Si l’Hexagone est aujourd’hui la première destination touristique naturiste au monde avec 4 millions de visiteurs chaque année, son rapport à la nudité reste ambigu. En 1994, le délit d’atteinte à la pudeur a bien été supprimé mais pour être remplacé par celui d’”exhibition sexuelle imposée à la vue d’autrui” : se déshabiller dans les espaces publics, ou sur son balcon à la vue de tous, relève donc de l’infraction, sauf à se désaper dans les quelques lieux “autorisés”, comme les campings ou les plages “dédiés”. A l’inverse, l’Allemagne, la Suisse, la Grande-Bretagne ou les pays scandinaves ont de longue date dépénalisé les “culs nus”, les affranchissant de toute connotation sexuelle.
La “gymnité” au Sparta-Club
Parmi les plus emblématiques communautés naturistes figure le Sparta-Club, implanté en 1928 dans le parc du château de Garambouville (Eure) par Marcel Kienné de Mongeot, professeur d’éducation physique, militant acharné de la nudité intégrale – ou “gymnité” – et cofondateur avec le Dr Viard de la revue hygiéniste Vivre. Déplacé au manoir Jan à Fontenay-Saint-Père, dans les Yvelines, le Sparta-Club trouve enfin un ancrage durable au château d’Aigremont de Chambourcy.
Là encore, c’est une pratique salutaire pour l’organisme qui y est défendue, écartant toute intrusion érotique : “Si nous avions l’habitude de voir nos contemporains dans le plus simple appareil, l’attrait de la curiosité disparaîtrait, emportant avec lui le désir que seul l’amour ferait naître”, martèle Kienné de Mongeot dès 1924.

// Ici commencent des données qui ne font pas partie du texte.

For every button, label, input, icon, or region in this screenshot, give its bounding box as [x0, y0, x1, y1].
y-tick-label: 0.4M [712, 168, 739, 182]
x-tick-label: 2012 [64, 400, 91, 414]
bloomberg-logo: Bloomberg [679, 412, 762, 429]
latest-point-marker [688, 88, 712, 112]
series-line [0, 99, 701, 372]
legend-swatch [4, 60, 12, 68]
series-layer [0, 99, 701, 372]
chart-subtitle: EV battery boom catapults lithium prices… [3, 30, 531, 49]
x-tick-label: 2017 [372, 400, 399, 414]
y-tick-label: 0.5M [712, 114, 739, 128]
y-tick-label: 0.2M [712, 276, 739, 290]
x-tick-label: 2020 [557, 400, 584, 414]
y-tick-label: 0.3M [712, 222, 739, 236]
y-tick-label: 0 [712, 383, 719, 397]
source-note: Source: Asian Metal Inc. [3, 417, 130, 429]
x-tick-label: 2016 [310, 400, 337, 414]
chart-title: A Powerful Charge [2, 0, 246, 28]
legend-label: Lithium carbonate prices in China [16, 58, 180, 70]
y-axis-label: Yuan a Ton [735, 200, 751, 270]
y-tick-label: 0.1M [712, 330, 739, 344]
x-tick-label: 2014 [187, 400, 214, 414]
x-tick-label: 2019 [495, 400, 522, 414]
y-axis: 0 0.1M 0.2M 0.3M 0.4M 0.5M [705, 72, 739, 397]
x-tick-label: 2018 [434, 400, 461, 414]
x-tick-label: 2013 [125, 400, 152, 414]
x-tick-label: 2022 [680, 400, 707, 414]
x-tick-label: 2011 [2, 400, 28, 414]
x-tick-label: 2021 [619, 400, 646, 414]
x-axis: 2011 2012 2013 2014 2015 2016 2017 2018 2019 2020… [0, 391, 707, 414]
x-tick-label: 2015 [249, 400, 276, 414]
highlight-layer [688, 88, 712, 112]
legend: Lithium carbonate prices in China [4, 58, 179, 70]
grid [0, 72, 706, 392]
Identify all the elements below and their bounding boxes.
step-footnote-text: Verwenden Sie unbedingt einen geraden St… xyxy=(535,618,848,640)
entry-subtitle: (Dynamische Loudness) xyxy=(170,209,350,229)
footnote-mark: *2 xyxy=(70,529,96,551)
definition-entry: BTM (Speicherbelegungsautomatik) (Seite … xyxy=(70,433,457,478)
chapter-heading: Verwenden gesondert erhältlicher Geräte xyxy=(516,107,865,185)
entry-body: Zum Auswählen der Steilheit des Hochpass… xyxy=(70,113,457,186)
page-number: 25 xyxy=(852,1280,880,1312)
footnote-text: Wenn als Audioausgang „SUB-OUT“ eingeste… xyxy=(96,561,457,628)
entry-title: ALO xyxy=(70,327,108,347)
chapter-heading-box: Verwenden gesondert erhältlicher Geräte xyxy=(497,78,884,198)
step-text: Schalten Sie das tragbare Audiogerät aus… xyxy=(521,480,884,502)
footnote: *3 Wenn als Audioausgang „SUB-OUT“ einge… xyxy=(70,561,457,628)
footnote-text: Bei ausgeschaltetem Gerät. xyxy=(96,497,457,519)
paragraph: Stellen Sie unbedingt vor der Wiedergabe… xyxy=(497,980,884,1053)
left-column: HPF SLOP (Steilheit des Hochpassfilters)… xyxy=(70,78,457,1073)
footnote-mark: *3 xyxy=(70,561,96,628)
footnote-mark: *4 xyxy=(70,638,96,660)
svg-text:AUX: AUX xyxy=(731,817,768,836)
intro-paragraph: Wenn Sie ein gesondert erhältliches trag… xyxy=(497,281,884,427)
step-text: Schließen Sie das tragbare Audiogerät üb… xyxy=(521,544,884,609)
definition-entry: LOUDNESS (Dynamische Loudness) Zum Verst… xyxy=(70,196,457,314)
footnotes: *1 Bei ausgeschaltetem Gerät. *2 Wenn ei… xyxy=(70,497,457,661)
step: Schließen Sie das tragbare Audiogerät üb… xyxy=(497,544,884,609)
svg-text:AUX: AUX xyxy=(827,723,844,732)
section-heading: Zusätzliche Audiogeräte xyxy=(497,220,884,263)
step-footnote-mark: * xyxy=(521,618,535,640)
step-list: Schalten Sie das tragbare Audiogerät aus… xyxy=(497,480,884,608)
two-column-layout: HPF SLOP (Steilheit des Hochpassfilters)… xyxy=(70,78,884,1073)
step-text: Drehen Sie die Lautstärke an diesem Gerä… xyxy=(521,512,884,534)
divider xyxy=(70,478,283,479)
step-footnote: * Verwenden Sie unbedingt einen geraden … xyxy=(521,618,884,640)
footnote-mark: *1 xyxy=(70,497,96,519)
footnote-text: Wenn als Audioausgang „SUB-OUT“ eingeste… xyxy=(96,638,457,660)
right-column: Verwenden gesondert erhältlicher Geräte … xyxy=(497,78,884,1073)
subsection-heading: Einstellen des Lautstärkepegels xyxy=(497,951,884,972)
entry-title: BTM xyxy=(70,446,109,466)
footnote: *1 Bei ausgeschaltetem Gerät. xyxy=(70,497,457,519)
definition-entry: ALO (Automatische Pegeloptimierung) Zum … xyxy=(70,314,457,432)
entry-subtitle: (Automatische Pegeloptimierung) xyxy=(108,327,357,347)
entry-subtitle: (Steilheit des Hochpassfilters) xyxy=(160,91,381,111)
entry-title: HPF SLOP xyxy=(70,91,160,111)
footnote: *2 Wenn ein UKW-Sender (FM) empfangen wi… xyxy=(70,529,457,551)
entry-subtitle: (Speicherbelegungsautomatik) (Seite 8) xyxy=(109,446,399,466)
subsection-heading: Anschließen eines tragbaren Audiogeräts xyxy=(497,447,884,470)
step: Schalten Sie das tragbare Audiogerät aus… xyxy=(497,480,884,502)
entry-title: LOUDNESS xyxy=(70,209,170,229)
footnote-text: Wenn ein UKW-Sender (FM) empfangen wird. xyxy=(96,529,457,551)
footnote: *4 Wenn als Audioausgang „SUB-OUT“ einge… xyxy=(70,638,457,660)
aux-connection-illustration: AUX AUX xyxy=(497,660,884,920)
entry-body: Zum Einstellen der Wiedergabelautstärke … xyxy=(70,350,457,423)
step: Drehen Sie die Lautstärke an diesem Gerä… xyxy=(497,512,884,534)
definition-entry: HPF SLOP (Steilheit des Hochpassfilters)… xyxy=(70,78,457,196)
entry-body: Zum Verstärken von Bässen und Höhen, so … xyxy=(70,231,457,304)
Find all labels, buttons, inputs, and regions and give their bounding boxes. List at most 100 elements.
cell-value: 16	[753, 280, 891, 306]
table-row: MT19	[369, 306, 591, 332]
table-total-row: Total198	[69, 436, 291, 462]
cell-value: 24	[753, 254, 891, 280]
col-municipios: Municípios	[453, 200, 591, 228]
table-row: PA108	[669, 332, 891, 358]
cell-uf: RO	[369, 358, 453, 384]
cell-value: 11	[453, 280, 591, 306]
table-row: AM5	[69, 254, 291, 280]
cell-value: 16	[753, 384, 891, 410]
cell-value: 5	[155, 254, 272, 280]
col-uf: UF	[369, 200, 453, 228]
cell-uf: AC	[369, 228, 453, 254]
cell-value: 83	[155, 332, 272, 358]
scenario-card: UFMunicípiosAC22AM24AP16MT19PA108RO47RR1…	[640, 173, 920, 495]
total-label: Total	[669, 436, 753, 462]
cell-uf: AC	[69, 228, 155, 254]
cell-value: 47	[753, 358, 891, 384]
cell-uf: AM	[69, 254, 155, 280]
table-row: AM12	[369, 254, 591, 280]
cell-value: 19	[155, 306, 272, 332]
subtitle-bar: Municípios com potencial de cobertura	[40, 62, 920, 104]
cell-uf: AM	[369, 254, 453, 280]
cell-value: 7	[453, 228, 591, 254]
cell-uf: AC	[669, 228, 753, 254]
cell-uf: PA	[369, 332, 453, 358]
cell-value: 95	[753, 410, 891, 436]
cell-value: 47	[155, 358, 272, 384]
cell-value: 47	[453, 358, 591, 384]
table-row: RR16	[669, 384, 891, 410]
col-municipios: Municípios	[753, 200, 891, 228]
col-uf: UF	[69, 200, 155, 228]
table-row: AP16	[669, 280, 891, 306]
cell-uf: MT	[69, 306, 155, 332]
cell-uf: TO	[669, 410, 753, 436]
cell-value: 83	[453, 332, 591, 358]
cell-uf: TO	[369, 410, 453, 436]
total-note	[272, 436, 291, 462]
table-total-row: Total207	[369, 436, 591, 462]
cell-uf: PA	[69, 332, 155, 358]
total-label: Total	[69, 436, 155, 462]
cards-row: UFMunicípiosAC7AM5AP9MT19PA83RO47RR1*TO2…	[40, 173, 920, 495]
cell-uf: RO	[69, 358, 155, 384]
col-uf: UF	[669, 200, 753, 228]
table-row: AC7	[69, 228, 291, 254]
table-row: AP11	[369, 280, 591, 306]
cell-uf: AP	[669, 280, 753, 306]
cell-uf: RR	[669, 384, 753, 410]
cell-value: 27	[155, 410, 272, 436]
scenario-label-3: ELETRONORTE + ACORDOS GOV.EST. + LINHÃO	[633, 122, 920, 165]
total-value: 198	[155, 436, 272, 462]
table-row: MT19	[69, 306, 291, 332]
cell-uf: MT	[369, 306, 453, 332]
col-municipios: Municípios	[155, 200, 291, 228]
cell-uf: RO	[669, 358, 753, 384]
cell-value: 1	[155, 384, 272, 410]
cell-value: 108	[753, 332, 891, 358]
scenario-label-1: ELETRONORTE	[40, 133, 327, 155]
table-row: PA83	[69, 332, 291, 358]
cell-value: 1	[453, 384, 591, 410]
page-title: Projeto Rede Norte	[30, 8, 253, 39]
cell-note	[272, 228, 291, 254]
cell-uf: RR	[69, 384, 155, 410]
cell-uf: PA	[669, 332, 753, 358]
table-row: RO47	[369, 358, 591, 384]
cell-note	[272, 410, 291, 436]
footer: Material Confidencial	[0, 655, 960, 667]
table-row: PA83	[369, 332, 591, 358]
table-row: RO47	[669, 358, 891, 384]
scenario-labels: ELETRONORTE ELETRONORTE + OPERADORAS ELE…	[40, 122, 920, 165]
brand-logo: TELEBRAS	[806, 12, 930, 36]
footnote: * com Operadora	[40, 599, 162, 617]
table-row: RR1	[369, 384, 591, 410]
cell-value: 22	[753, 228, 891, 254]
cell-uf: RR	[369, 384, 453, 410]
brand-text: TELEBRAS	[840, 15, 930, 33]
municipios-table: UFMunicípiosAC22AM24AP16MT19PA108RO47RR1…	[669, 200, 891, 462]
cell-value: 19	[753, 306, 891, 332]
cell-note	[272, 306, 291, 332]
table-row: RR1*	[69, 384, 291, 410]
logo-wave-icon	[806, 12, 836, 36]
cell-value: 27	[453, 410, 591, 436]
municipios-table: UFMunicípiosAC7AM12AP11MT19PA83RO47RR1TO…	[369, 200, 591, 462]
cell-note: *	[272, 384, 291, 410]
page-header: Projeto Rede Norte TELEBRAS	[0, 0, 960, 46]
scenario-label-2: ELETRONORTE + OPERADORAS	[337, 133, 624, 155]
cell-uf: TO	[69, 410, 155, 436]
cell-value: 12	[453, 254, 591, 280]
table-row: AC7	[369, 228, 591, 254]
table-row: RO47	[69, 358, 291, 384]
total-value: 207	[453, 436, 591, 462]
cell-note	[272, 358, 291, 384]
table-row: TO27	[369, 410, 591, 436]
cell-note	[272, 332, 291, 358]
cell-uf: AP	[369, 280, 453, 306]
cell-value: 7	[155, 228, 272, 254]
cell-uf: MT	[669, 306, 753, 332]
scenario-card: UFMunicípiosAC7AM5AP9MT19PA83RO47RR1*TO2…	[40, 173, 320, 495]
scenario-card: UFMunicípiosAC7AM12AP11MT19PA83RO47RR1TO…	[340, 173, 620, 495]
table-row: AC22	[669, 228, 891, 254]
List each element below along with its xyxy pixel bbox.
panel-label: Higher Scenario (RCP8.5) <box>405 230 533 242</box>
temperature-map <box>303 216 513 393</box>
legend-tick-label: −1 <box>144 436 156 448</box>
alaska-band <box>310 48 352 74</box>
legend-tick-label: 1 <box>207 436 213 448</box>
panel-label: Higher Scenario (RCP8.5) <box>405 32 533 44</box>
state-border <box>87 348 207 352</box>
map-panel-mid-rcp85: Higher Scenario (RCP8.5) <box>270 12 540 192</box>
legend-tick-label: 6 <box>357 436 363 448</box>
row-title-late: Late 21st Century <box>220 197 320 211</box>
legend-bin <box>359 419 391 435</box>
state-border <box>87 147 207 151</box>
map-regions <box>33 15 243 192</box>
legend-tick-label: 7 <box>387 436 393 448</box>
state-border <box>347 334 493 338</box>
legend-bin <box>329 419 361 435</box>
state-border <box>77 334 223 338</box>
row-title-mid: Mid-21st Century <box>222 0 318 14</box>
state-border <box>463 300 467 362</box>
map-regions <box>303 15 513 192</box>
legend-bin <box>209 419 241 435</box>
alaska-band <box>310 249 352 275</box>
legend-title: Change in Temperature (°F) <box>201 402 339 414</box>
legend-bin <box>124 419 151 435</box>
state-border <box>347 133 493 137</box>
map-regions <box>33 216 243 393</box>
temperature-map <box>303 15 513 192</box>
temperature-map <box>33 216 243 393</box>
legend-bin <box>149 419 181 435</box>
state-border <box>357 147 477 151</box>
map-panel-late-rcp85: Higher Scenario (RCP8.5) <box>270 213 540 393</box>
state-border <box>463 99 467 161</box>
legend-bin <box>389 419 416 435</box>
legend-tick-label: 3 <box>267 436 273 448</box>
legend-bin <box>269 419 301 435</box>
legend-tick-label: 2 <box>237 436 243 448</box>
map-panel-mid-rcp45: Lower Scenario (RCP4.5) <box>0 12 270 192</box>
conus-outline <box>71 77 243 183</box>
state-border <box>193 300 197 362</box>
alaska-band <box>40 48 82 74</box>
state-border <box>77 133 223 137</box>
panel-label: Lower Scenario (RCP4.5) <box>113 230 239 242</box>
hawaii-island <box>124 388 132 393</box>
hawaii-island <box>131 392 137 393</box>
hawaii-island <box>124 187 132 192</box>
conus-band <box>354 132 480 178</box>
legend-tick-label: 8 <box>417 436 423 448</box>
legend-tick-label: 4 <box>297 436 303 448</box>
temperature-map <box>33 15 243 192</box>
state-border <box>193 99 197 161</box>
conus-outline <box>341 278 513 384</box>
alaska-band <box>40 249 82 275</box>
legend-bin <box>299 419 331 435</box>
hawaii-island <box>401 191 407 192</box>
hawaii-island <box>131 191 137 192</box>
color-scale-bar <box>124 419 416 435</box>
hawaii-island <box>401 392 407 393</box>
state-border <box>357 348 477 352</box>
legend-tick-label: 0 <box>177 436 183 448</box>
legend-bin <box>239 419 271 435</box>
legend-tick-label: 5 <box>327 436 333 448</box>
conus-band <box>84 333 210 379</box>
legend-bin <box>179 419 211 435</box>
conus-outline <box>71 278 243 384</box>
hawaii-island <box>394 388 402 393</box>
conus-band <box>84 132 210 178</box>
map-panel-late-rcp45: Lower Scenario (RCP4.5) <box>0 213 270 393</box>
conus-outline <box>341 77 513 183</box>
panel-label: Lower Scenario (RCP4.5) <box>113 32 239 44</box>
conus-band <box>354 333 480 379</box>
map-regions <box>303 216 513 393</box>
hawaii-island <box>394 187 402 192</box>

Du Levant à Agde, une culture pérenne
En 1929, l’aventure de Physiopolis, sur l’île de Platais, près de Paris, est lancée par les frères Durville. L’année suivante, ils acquièrent 65 hectares du Levant, au large d’Hyères, dans le Var, pour y aménager Héliopolis, “une simple cité rustique où les amateurs d’air et de soleil viendront, dans le calme d’une nature splendide, se reposer des fatigues de la civilisation artificielle des villes, avec le seul luxe d’un idéal élevé et le seul souci d’une santé robuste”. En 1950, la première Fondation française de naturisme voit le jour sous la houlette des époux Lecocq qui créent la même année le Centre héliomarin de Montalivet, en Gironde.
Une poignée d’étés plus tard, frappés par les touristes allemands qui viennent ici planter leur tente et ne s’embarrassent pas d’un maillot de bain pour faire trempette, Paul et René Oltra, viticulteurs au Cap d’Agde, improvisent un campement familial inspiré de ce mode de vie d’outre-Rhin. Succès immédiat. Au fil des ans et des investissements immobiliers, Agde se mue en référence du naturisme, même si l’incursion des “libertins”, à partir des années 1980, brouille quelque peu l’image de la station balnéaire. Mais la culture naturiste perdure, nous rappelle le Mucem, qui joue le jeu jusqu’au bout du nombril : un mardi par mois, des “visites nues” de l’exposition sont proposées aux adeptes. Et le carnet de rendez-vous ne désemplit pas.